Darkness

I'm still sore and achy after yesterday's shopping trip. I had a lot of trouble falling asleep last night because of the pain. It's better now, but oh my, it's no fun. Jerry is in his protective mode, and is on my lap growling at anything that distracts from petting him. Don has been catching up on his sleep, because he was also stiff and sore after yesterday.

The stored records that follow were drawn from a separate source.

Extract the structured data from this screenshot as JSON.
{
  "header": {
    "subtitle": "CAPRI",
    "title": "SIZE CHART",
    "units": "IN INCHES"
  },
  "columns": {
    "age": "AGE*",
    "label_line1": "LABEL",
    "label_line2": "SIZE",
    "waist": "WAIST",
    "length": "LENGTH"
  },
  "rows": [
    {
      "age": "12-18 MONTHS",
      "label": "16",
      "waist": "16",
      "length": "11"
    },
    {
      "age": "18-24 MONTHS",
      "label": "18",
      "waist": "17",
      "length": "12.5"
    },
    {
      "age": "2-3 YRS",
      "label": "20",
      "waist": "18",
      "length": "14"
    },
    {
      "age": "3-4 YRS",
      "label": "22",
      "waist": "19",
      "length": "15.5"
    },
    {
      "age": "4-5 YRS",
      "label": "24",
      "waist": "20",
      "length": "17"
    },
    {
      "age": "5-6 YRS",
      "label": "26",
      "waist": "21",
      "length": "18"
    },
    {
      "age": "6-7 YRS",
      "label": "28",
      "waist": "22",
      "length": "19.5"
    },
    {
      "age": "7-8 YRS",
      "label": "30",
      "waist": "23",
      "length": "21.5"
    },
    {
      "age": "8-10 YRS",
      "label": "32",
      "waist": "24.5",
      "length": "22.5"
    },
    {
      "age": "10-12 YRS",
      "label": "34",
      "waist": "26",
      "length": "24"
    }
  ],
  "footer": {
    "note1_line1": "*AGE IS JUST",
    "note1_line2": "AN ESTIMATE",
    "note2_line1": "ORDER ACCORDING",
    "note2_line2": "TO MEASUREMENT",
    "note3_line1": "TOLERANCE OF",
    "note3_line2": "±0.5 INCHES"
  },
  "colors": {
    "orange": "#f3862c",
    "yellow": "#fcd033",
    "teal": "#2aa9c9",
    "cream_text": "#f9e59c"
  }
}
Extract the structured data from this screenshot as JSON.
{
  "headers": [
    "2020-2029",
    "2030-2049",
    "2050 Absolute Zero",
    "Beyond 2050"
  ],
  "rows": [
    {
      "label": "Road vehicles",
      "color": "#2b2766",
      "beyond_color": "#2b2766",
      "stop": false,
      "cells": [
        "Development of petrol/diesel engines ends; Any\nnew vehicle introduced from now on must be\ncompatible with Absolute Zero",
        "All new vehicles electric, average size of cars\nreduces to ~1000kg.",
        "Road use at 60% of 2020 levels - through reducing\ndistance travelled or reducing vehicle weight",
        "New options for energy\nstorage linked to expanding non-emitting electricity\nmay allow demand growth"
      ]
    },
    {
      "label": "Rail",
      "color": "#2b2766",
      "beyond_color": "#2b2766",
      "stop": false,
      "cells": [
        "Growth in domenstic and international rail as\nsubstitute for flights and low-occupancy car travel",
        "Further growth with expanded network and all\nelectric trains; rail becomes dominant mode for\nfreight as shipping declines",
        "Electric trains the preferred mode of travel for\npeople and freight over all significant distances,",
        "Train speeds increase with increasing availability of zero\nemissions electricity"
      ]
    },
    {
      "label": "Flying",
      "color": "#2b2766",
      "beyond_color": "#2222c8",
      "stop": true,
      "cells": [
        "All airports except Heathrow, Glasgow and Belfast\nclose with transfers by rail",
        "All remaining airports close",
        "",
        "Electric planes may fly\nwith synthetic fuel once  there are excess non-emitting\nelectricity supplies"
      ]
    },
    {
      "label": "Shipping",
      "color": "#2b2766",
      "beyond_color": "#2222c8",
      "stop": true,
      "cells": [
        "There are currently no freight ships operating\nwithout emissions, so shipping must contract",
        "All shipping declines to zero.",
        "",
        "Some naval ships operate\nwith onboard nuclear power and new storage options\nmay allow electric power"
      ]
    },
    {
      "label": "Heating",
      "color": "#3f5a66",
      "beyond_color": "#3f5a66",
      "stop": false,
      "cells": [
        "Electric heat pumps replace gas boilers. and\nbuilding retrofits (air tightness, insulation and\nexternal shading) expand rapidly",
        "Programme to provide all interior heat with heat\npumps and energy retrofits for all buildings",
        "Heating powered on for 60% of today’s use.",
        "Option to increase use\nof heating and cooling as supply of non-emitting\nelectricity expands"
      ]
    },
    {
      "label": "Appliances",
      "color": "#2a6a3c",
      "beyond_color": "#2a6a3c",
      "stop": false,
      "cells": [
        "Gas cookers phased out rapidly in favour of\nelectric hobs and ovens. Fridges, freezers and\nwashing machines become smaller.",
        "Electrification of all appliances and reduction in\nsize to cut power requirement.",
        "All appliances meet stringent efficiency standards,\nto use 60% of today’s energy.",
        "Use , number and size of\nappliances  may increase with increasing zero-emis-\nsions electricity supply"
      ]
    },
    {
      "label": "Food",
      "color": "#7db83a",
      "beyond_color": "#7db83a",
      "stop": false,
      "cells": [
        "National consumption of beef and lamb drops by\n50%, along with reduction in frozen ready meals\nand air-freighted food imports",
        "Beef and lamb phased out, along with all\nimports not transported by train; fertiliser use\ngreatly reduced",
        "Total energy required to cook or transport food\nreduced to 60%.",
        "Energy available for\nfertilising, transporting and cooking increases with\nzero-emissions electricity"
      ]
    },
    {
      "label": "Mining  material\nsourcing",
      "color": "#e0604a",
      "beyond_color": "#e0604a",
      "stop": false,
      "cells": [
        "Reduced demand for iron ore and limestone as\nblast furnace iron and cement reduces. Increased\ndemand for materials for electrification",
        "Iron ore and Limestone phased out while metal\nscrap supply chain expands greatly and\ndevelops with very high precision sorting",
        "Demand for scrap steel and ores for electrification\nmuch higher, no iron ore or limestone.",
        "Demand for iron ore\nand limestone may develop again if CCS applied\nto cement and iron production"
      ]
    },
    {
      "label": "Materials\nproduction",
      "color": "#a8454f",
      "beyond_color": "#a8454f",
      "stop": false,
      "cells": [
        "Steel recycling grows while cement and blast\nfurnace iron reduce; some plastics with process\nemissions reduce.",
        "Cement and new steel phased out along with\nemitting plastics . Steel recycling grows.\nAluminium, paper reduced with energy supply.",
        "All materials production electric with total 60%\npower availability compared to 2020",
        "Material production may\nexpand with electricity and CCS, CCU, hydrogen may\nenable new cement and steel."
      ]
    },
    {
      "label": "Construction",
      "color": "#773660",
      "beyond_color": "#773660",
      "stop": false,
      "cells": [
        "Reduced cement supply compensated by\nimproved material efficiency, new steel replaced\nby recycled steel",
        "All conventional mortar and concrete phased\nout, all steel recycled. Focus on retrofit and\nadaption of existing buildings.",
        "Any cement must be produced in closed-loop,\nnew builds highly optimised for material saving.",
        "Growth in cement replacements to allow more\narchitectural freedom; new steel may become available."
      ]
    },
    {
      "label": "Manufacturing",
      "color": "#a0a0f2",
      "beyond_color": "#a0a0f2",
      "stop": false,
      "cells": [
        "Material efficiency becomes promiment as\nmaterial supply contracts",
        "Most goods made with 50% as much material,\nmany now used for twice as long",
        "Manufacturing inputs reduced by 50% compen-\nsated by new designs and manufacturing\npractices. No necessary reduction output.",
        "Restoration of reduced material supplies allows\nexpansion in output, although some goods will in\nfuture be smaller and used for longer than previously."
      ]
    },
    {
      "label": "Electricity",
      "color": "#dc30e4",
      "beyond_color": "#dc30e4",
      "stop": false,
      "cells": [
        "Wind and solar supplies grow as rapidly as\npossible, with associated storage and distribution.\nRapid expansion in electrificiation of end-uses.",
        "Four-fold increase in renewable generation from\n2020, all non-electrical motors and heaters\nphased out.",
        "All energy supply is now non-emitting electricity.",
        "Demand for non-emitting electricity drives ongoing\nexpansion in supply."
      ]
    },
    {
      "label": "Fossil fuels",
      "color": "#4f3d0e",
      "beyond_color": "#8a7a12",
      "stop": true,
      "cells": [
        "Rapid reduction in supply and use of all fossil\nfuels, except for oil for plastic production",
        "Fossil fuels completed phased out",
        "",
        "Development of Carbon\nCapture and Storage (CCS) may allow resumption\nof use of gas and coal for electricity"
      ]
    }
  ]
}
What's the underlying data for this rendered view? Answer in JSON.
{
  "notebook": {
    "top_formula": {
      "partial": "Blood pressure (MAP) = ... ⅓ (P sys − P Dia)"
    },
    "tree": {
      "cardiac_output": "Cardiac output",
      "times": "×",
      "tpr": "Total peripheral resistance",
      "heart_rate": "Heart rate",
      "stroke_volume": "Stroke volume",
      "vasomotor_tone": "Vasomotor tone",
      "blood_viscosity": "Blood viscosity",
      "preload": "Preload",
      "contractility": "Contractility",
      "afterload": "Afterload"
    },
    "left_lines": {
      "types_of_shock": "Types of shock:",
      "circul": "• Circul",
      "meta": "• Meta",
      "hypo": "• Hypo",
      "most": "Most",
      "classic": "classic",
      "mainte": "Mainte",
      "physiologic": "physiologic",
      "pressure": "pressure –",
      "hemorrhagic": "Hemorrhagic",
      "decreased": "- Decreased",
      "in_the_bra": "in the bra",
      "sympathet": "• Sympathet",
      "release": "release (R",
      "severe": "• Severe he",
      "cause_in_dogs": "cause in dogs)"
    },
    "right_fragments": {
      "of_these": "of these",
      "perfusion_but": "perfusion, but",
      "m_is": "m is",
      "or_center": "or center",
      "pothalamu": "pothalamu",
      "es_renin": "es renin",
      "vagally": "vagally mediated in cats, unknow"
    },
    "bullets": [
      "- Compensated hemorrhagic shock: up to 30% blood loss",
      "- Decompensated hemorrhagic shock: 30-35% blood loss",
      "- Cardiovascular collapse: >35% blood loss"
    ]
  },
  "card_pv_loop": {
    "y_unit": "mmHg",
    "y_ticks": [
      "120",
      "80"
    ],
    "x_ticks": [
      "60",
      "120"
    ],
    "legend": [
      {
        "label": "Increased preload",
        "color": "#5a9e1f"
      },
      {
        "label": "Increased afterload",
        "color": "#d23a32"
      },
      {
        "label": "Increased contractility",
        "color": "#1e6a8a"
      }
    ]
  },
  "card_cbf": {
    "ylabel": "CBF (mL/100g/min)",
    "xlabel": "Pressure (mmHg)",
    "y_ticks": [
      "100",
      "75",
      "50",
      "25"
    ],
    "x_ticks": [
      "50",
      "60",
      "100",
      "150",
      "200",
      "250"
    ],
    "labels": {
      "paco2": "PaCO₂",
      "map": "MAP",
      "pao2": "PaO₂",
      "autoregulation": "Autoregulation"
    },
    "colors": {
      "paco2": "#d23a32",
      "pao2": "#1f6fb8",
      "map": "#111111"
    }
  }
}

I will confess that pain-filled nights lead to some very dark thoughts. Thankfully it doesn't happen often but on nights like last night I struggle. I am not suicidal-let me just be clear on that point!-but negative thoughts and fear fill the late hours and dawn seems like it will never come. I then try every tool in my collection to regain equilibrium. My thoughts go the way of George Bailey in "It's a Wonderful Life" before Clarence arrived. (I'm assuming that everyone has seen that 76-year old movie by now a few dozen times!) So far, my Clarence hasn't put in an appearance, but I am still waiting. There are moments when I'd like to know my future, and others where I'm glad I don't. I think that last night was a little harder because I've been processing the losses of Auntie Ming, and last week of Auntie Jeanne. It's the first Christmas with none of my mother's family. So much feels incomplete without Auntie Ming, who was the centre of it all. And I'd call Auntie Jeanne for some of her recipes, which she only started sharing recently. But with them both departing this year, I also feel the loss of my mother more. And on nights when I'm in pain, the loss seems to expand to fill the darkness.

The nice thing, though, is that I know that I have caring friends who sometimes just pop up and make things better. Like today. when I saw someone I hadn't seen since the pandemic. She's someone who has the most infectious smile and laugh, so she always perks me up. Another friend keeps me balanced, and reminds me to take breaks and rest-I evidently need regular reminders, as I tend to over-exert myself. We often take turns pointing out to each other the need for self-care, and I remain thankful for that. He likes to deny that he overdoes things, so it is always fun having those discussions!

There's a big snowstorm forecast for tonight, but the snow hasn't started yet. It was supposed to start during the afternoon, but I'm not complaining. It was actually fairly mild this afternoon. I'm going to make a cup of hot chocolate-always warming on a snowy evening even if the snow is late. Good night!